Abstract Diatoms are dominant phytoplankton accounting for up to 20% of annual global primary production. Diatoms are also one of the first model organisms amongst secondary endosymbionts, which have a highly chimeric genome structure accommodating genes from multiple endosymbiosis partners in their evolutionary history. Despite their ecological importance and evolutionary uniqueness, molecular-level studies have lagged behind other model organisms, hindered by difficulties in controlling their ploidy and homologous recombination system. Recently, genome editing tools, such as clustered regularly interspaced short palindromic repeat (CRISPR)-Cas9 and transcription activator-like effector nucleases (TALEN), have been established in some diatoms.

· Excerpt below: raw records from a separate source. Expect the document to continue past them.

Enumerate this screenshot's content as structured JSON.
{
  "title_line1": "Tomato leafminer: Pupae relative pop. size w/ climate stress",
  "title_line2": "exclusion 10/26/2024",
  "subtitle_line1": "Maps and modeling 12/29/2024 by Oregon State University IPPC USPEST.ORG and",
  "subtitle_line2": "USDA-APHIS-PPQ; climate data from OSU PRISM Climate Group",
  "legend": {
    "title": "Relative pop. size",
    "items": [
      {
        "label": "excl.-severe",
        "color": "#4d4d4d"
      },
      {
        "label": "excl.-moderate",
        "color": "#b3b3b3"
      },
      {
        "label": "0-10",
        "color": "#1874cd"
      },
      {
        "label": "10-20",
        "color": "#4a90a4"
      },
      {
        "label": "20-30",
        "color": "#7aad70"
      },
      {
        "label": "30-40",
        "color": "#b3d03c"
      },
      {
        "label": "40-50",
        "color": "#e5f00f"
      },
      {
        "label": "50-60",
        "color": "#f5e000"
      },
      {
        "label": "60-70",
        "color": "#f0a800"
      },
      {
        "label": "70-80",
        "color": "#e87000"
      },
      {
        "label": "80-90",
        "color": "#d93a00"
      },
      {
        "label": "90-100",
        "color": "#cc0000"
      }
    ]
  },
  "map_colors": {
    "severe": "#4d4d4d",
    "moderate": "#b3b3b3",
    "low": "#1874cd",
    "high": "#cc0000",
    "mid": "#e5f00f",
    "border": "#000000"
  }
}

However, the improvement of CRISPR/Cas9 precision technology in diatoms is still underway, and the experimental complexity of TALEN limits their application in diatom molecular genetics. Cas9 nickase, a mutated version of Cas9 with a paired-single guide RNAs (sgRNAs), was recently developed to introduce a precise double cut of target DNA, suppressing the off-target effects of native Cas9 nuclease. In this study, we developed the Cas9 nickase (D10A) system for genome editing of the marine diatom Thalassiosira pseudonana. Using this system, we successfully introduced mutations into a gene encoding a putative θ-type carbonic anhydrase, a recently discovered class of carbonic anhydrase widespread in Stramenopiles. The results showed that this system introduced precise and relatively short biallelic indels to the diatom genome with minimal off-target effects.